Dem gegenüber stehen fast fanatisch wirkende Fiktionalisten wie Ray Kurzweil, der angeblich hunderte von Pillen / Nahrungsergänzungsmitteln am Tag schluckt: Er will so lange zu überleben, bis die medizinische Forschung den Trick fürs ewige Leben gefunden hat. 

2040 seiewige Jugend bereits erreichbar. „Twenty years from now, we will be adding more time than is going by to your remaining life expectancy. We’ve quadrupled life expectancy in the past 1,000 years and doubled it in the past 200 years. We’re now able to reprogram health and medicine as software, and so that pace is only going to continue to accelerate. There are three bridges to life extension. Bridge 1 is taking aggressive steps to stay healthy today, with today’s knowledge. The goal is to get to bridge 2: the biotechnology revolution, where we can reprogram biology away from disease. Bridge 3 is the nanotechnology revolution. The quintessential application of that is nanobots — little robots in the bloodstream that augment your immune system. We can create an immune system that recognises all disease, and could be reprogrammed to deal with new pathogens.” 


Wollen wir das? 

Willst du ewig leben? Ewig jung sein? Keine Entwicklung in dir, in deinem Körper, in deinen Affekten und Gefühlen, spüren? Was geschieht mit der Wahrnehmung des Lebens, wenn es nicht von seinem augenscheinlichen Gegenspieler, dem Tod, kontrastiert wird?


Auf meiner Suche nach den ältesten lebenden Systemen der bekannten Welt stoße ich auf Bäume: In den kalifornischen White Mountains (USA) steht die mit über 5000 Jahren als ältester Baum geschätzte Kiefer. Im Fulufjället Nationalpark (Schweden) wächst Old Tjikko, eine Fichte: Hier ist nicht der Stamm oder der überirdische Teil besonders alt (der Stamm zählt „nur“ einige hundert Jahre), aber das Wurzelsystem: Dieses wird auf 9550 Jahre datiert. Für einen Moment überlasse ich mich psychodynamischen Spekulationen: Ist der Mensch der Natur neidig, dass sie weit länger als er selbst existiert? Ist hier das kindliche „wenn ich es nicht haben kann, darf es auch nichts / niemand anderes haben!“ aktiv, wenn mensch halb-bewusst seinen Planeten umbringt?


Was ist es denn, was uns zu derart egozentrischen, um nicht das Trendwort: narzisstischen Verhalten veranlasst? Ist es tatsächlich allein Hedonismus?
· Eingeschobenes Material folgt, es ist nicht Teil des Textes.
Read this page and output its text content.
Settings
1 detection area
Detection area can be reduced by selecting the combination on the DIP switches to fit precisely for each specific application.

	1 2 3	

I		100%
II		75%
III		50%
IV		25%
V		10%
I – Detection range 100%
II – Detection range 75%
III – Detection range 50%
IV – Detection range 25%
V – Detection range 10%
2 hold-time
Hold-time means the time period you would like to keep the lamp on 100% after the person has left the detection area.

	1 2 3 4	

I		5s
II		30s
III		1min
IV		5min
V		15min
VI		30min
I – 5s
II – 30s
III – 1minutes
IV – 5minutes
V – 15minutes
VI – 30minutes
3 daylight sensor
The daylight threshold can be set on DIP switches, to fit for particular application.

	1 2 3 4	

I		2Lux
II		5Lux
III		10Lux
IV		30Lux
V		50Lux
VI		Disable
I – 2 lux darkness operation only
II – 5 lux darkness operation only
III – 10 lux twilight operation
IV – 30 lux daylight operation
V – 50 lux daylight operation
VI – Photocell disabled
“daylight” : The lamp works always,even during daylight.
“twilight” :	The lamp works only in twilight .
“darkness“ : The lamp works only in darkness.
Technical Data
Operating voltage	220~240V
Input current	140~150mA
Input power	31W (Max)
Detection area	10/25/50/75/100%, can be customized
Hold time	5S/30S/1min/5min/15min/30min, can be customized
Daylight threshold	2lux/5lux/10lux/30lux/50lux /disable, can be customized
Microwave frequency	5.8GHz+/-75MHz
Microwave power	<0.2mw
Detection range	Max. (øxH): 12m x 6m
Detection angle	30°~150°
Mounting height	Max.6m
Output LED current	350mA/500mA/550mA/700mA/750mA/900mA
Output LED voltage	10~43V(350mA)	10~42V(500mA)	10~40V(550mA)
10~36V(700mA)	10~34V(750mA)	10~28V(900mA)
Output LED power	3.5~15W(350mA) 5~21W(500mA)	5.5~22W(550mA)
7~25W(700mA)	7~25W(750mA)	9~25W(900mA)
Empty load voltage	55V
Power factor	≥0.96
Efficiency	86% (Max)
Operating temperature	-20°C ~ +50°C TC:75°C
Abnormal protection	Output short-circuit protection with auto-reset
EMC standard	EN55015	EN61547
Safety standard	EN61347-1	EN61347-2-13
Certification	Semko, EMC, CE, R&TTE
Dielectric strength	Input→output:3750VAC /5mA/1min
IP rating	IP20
Der „nach mir die Sintflut“-Gedanke?

 Ich tue mich schwer, das zu glauben.  Was ist, wenn wir innehalten und uns fragen, was wir denn glauben, bislang nicht erlebt zu haben... In welchen Aspekten haben wir noch nicht genug gelebt? Welche Gefühle (und schlussendlich tun wir alles, was wir tun, deswegen, weil wir uns ein bestimmtes emotionales Erleben davon versprechen...) glauben wir bislang verpasst zu haben? Mit welchem (menschenwürdigen) Verhalten können wir diese Gefühle fühlen?